USNA: In Harm's Way?

August 2, 2013

Every May, the U.S. Naval Academy in Annapolis kicks off Commissioning Week with nearly a thousand shorts and swimsuit-clad Plebes storming the Herndon Monument in front of the majestic Chapel. It usually takes them hours to scale the 20-foot stone obelisk to exchange one of their “Dixie cup” hats for an officer’s cover. Upperclassmen have helped them by applying two hundred pounds of lard to the monument.

It’s all a lot of fun. My good wife is a retired Navy Captain. When she was commanding officer of the USNA Clinic, she warned for years of the potential hazards of the Herndon climb. The best medical advice she could give the Academy’s Superintendent was that this is a dangerous exercise and we were inviting concussions, broken limbs, or maybe something even worse.

Respecting her medical expertise as I do, I supported my wife in public, of course; but in private, I reminded her that the Navy itself is dangerous. Ships are all dangerous. Aircraft are very dangerous. And wars are more dangerous still. 

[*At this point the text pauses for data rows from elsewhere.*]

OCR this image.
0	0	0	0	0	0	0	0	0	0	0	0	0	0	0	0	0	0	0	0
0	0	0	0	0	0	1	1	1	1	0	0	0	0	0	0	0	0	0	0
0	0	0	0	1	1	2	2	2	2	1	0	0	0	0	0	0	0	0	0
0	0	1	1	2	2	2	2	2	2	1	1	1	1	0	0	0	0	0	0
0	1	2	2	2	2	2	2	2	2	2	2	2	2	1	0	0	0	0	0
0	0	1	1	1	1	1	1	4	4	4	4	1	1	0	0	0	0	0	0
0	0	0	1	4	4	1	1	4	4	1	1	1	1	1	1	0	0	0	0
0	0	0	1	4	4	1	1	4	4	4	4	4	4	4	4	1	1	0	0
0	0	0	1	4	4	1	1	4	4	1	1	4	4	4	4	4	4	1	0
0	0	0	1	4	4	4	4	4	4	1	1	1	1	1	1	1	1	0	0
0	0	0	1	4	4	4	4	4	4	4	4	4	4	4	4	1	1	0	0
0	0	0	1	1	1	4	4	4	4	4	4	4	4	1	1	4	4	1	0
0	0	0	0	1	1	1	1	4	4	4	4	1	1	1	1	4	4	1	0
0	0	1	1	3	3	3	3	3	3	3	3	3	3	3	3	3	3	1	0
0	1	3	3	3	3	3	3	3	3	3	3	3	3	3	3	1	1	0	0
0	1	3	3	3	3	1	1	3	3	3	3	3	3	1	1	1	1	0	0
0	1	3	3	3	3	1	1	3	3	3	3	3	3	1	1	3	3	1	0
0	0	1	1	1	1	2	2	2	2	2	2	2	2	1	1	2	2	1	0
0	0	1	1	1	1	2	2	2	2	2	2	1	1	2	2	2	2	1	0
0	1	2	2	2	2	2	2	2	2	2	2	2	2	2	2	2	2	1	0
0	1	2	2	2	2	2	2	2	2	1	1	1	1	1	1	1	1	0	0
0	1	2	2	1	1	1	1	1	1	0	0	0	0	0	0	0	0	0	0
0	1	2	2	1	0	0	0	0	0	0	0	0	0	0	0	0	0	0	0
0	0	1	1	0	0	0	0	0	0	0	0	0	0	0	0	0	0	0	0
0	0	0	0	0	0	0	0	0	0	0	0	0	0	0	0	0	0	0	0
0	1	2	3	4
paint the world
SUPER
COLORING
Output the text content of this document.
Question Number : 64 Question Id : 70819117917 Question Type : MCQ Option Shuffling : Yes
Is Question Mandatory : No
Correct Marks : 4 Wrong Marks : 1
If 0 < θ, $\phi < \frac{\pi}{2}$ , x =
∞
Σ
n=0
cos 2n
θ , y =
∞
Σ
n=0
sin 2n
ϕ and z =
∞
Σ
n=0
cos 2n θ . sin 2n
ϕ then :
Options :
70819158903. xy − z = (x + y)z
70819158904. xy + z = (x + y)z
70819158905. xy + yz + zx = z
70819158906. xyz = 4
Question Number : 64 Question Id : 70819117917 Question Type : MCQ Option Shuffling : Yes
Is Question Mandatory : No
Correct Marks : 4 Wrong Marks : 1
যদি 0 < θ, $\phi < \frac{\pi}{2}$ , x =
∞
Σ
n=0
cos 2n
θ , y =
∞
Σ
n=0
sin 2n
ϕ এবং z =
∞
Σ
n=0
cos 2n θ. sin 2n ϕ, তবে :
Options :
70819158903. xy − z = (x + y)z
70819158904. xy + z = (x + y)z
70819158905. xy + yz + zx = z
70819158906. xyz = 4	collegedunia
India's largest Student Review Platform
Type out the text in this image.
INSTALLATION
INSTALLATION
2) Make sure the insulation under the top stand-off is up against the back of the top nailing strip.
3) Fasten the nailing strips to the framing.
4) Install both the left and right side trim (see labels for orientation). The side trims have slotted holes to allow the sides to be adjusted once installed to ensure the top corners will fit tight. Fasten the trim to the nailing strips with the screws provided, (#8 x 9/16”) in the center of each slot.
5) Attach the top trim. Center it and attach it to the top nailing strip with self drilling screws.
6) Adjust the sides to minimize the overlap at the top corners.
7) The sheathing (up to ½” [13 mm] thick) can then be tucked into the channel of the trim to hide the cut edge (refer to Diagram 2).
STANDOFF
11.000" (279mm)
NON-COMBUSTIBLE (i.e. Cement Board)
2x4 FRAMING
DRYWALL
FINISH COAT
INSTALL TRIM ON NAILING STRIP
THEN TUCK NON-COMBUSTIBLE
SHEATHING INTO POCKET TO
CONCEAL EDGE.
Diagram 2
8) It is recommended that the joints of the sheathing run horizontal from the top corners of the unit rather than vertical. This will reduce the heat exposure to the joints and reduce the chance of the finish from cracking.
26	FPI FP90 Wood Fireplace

As testimony to that fact, we have the Navy’s first great hero, John Paul Jones. Captain Jones’ mortal remains lie in honored estate in the Crypt, beneath the USNA Chapel dome. He is famous for saying, “I have not yet begun to fight.” But almost as famous are his thoughts about danger and the Navy: “I wish to have no connection with any ship that does not sail fast; for I intend to go in harm's way.”

Not all harms are bullets and bombs. Some harms are directed at the heart and soul of a people, the Americans. With this week’s conviction of Army Private Bradley Manning for leaking classified computer files and the defection of NSA contactor Edward Snowden, it’s not surprising to find millions of Americans wondering where loyalty has gone. Where is the respect for the security of our people, our native land?

In Texas, a man who did use bullets has written that he renounces his loyalty to the United States of his birth and he denies his officer’s oath in the Army. He claims to be a “Soldier of Allah.”

Nidal Hasan is facing court martial after nearly four years in which he has accrued more than a third of a million dollars in pay and benefits. He is charged with murdering thirteen of his fellow soldiers at Fort Hood in a shooting spree in which he cried: “Allahu Akbar!”

Despite all this, the Obama administration refuses to call his actions a terrorist assault. They persist in saying it was “workplace violence.” And they refuse to charge Hasan with violating the Unborn Victims of Violence Act (UVVA) even though one of Hasan’s victims was a pregnant woman, Francheska Velez. Her last words were “My baby! My baby!”

In the midst of open betrayal of the nation and mass murder, a drive to force the USNA Chapel hold a “humanist” wedding may not seem a very grave threat. But it is. It is an assault on the very freedoms the Navy and all our armed forces were commissioned to defend. Understandably, the young naval officer who wants to be married under the Chapel’s great Dome, desires that stately and august venue for his wedding day. He just doesn’t want any of that Christian stuff. Humanists believe you can be good without God and to prove it, they want to assault the hundred-year old Chapel.

To show their humanity, they want to trample the feelings of the hundreds of thousands of people who have worshiped in that Chapel, and the thousands who have been married there, and who have followed the caskets of their loved ones down that long center aisle and out the great bronze doors.

“Not for self but for country,” is the Latin inscription on those doors. But the spirit of these times says, “Forget country, self-actualize, determine for yourself the mystery of life, the meaning of the Universe.”

Naval Academy authorities have offered to accommodate the humanist demands. They’ve offered the All Faiths Chapel. This would presumably include all faiths and no faith. They’ve also offered the vaulting and impressive interior of Dahlgren Hall, the student union building. Dahlgren has a fine model of the first Navy aircraft, an invention of the Wright Brothers. One would think that a fine symbol for humanism to celebrate.  But that offer doesn’t meet the humanists’ demands.

They apparently never asked for the new Jewish Chapel. This worshipful structure has won architectural awards for its beauty and profound meaning. The Levy Center is named for the Navy’s first Jewish commodore, Uriah Philips Levy. This great naval officer not only banished flogging in the U.S. Navy, but also saved Monticello from sure destruction. Commodore Levy was so grateful to Thomas Jefferson and James Madison for guaranteeing the religious freedom of America’s Jews that he named his sons, Jefferson and Madison.

The humanists want the Main Chapel, that vaulting Dome. Of course, as humanists, they would have to cover up the cross on the altar. And probably cover, too, the Tiffany stained glass window rising above the altar, a gift of the Class of 1869. It shows Jesus Walking on the Waters. While they are at it, maybe they should paper over the gold cross carved over the entrance to the Chapel.

All that covering up would still not be enough, however. As our son, Jim Morrison, pointed out, the very shape of the Chapel is a cross. And that would remind people of the One who walked on those waters.